Abuelo demande de l'aide pour s'occuper de ses deux petites-filles après le décès de sa fille de 20 ans à La Havane

Meurt d'un cancer une jeune femme de 20 ans et ses deux filles sont laissées sous la garde d'un grand-père sans ressourcesPhoto © Capture d'écran vidéo Facebook/Yai Savon

Deux petites filles de La Havane se sont retrouvées en situation d'extrême vulnérabilité après le décès de leur mère, une jeune femme de 20 ans morte de leucémie et d'un cancer des os, tandis que leur grand-père, leur seul tuteur, demande de l'aide pour les garder ensemble, a révélé ce vendredi sur les réseaux sociaux.

La jeune mère, âgée de seulement 20 ans, est décédée après avoir été confrontée à une maladie qui, selon le récit de son père dans plusieurs vidéos diffusées sur Facebook par la créatrice de contenu Yai Savón, a été détectée lorsqu'elle se trouvait déjà à un stade avancé.

Le grand-père paternel a raconté que pendant quatre mois, ils n'avaient pas réalisé la gravité de la maladie jusqu'à ce que la jeune fille soit transférée à l'Institut d'Hématologie de La Havane.

Captura de Facebook/Yai Savón

"Nous avons détecté la maladie trop tard, on me l'a renvoyée chez elle pour qu'elle décède", a-t-elle affirmé en larmes. Selon son récit, la jeune femme a survécu à peine sept jours après son retour à la maison.

Après sa mort, l'homme est resté responsable de ses deux petits-filles, mais il a assuré qu'il ne dispose pas des conditions de base pour s'en occuper.

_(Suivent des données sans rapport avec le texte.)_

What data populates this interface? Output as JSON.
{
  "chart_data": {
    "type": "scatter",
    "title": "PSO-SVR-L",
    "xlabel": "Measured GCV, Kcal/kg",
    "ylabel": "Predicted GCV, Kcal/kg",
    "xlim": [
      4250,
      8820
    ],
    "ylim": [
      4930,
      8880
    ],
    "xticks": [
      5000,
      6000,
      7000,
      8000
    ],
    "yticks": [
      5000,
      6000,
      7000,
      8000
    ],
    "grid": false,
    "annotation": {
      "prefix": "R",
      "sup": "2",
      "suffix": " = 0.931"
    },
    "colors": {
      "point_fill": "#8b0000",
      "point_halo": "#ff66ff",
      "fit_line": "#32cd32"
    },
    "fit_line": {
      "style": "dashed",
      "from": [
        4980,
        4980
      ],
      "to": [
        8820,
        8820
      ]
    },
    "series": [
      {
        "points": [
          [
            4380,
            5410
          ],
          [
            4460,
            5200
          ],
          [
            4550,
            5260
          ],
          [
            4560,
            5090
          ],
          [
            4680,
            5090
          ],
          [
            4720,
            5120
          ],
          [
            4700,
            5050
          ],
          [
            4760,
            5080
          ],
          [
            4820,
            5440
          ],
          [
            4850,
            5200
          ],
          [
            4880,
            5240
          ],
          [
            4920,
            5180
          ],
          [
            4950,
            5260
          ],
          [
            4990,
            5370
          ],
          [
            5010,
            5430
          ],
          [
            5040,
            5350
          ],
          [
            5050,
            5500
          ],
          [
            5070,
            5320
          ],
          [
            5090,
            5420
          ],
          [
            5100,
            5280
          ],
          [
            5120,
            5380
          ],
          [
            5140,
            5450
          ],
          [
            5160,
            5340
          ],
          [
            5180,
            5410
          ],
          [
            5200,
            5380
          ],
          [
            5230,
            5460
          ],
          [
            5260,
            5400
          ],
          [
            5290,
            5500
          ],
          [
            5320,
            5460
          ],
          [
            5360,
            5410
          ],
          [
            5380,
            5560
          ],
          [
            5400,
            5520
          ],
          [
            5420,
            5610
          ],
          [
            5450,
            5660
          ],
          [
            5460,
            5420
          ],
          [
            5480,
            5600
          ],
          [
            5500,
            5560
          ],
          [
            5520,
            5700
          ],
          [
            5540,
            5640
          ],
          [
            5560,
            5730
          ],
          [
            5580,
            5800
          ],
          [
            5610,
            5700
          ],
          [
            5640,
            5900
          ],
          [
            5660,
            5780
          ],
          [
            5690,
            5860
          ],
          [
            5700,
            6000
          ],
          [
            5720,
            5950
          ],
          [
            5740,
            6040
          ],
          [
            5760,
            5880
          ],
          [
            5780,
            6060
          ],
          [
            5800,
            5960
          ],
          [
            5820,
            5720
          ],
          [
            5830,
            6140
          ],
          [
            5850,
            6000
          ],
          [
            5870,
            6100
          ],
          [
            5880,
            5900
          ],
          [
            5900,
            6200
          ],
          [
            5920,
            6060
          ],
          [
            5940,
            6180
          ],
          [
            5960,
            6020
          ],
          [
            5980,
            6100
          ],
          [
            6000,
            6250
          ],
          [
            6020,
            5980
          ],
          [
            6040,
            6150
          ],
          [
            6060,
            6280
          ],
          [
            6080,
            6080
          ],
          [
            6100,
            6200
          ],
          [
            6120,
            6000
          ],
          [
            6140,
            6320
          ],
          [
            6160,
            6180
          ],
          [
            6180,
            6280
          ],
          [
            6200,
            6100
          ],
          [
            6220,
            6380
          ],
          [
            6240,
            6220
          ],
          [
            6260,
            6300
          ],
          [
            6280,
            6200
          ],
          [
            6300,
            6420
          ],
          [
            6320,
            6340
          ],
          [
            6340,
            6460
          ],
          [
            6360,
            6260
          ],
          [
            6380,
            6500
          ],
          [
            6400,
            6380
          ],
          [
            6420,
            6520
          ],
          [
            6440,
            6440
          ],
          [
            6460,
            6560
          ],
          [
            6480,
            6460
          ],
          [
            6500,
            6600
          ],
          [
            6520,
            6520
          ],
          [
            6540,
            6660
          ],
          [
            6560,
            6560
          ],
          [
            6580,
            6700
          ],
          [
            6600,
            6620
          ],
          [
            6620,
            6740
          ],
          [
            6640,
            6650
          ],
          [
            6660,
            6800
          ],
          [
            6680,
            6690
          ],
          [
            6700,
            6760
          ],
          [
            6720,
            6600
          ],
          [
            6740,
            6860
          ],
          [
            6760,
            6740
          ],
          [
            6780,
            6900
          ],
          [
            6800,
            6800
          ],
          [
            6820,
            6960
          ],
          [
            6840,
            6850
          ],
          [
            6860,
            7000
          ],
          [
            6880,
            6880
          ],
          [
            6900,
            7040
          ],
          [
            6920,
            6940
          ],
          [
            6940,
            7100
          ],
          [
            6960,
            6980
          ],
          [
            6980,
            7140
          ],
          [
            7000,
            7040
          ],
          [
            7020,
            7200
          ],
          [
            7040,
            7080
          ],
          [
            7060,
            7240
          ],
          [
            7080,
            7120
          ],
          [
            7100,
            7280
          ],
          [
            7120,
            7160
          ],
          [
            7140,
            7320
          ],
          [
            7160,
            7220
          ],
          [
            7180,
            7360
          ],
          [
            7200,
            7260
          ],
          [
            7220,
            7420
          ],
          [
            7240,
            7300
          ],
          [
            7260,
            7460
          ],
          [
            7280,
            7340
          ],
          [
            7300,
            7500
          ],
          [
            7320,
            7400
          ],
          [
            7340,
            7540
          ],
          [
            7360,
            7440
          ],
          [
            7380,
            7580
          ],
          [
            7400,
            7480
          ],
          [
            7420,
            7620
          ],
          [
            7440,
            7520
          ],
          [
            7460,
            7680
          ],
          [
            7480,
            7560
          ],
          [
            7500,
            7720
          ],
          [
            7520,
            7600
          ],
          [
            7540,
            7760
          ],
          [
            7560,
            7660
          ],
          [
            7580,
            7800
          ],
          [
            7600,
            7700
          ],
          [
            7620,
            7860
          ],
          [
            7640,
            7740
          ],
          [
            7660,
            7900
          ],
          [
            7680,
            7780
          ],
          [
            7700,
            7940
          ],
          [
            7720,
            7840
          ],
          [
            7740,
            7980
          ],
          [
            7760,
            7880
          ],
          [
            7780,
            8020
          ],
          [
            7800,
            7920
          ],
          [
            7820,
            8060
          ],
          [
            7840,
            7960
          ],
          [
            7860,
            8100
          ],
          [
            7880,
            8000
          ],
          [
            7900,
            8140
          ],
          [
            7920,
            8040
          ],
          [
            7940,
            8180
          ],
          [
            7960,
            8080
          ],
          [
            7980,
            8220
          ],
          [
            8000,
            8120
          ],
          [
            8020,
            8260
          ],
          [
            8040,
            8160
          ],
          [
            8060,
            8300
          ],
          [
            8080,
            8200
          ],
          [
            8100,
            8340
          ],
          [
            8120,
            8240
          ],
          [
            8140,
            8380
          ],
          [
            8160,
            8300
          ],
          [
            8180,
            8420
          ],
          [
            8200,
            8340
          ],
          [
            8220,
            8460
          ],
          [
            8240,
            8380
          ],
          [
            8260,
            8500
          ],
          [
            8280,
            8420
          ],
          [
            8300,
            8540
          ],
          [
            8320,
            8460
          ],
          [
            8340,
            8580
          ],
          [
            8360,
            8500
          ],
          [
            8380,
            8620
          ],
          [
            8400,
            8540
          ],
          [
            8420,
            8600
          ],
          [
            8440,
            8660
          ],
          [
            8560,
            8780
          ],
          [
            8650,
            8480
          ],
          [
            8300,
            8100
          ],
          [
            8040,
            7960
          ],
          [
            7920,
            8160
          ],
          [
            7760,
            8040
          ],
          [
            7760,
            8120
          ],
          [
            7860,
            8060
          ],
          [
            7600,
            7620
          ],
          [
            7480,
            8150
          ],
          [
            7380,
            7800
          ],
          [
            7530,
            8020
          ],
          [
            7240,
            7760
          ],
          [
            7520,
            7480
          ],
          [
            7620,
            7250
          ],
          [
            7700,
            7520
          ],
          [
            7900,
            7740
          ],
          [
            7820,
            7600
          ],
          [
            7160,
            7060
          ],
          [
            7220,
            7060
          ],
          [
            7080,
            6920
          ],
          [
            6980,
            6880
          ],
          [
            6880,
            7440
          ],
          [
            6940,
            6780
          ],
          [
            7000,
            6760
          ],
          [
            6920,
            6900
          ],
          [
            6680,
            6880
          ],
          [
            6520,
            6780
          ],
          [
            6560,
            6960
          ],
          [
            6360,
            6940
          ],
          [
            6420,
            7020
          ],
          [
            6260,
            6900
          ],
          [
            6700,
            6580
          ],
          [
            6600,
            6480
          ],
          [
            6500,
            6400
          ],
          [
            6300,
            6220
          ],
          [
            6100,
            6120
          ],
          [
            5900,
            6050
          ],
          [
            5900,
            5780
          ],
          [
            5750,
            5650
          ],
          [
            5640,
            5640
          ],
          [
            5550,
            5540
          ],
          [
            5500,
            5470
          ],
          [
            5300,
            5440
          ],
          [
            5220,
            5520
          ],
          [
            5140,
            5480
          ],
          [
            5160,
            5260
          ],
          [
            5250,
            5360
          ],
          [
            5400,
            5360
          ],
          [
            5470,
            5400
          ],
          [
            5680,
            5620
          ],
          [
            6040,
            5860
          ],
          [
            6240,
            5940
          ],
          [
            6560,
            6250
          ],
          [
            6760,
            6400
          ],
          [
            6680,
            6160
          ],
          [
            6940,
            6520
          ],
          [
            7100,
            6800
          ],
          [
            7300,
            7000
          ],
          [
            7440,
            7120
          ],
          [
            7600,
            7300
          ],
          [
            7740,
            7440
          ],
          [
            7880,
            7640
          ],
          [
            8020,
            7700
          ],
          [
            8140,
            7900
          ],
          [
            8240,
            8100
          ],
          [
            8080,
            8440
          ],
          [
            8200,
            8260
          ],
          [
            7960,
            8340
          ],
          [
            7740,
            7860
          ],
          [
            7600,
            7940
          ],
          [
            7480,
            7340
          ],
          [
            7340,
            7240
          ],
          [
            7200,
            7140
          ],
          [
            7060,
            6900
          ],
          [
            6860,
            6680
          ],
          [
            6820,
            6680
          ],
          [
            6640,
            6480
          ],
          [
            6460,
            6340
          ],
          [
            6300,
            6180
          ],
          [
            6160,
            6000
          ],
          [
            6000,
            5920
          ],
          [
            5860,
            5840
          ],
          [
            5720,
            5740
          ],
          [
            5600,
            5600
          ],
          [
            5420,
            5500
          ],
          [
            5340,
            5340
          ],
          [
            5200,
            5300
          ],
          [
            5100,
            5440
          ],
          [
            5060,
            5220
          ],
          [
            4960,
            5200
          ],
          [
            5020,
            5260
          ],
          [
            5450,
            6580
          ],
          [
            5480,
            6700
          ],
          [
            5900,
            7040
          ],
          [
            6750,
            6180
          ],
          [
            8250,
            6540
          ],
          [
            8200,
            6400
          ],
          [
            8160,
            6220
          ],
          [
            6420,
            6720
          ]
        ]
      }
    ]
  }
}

La famille n'a ni cuisinière ni réfrigérateur et cuisine dans la rue, devant une église du quartier.

"Nous n'avons pas de conditions de logement, nous n'avons pas de cuisinière, nous n'avons pas de chaleur. Il nous manque beaucoup de choses et nous cuisinons dans la rue. Nous avons beaucoup de difficultés," a déclaré le grand-père.

Le seul revenu qu'il reçoit est une subvention d'État de 1 500 pesos cubains, montant avec lequel il doit faire face aux besoins des jeunes filles. La précarité l'a également contraint à séparer l'une des enfants du foyer et à la placer "sur liste", a expliqué le vieil homme.

Le père des mineures effectue actuellement son service militaire obligatoire et ne peut pas quitter ses fonctions sans autorisation. C'est pourquoi le grand-père a demandé publiquement aux autorités de lui accorder une permission afin qu'il puisse revenir et s'occuper de ses filles.

"Ce sont les souhaits qu'elle avait, qu'il soit ici à m'aider, parce que je suis vieux, je me sens fatigué", exprima-t-il.

Selon Savón, la jeune femme a exprimé comme dernière volonté d'être incinérée et que ses cendres restent dans la maison familiale. Pendant ce temps, ses deux filles se sont retrouvées confrontées à une situation de vulnérabilité après la mort de leur mère.

Le cas s'ajoute à une série de situations similaires qui ont ému la diaspora cubaine ces derniers mois. Au cours des dernières semaines, 45 enfants atteints de paralysie cérébrale à Cuba ont reçu des soins grâce à la solidarité citoyenne face à l'abandon de l'État.

Asimismo, une fille de neuf ans à Santa Clara faisait face à une crise en raison du manque de fournitures pour son hémodialyse. Dans tous ces cas, la diaspora et les créateurs de contenu sur les réseaux sociaux ont compensé l'absence de l'État.

L'Observatoire cubain des droits de l'homme a estimé en août que 94 % des Cubains vivent dans l'extrême pauvreté, et près de 34 % des ménages ont eu un membre qui s'est couché affamé au cours des 30 jours précédant l'étude.

Quiconque souhaite aider les deux filles peut contacter Savón via ses profils sur Facebook, où les vidéos ont été publiées sous les étiquettes #yaiycarliayudan et #cubanosporelmundo, accompagnées de numéros de téléphone.

Archivé dans :

Équipe éditoriale de CiberCuba

Une équipe de journalistes engagés à informer sur l'actualité cubaine et les sujets d'intérêt mondial. Chez CiberCuba, nous travaillons pour offrir des informations véridiques et des analyses critiques.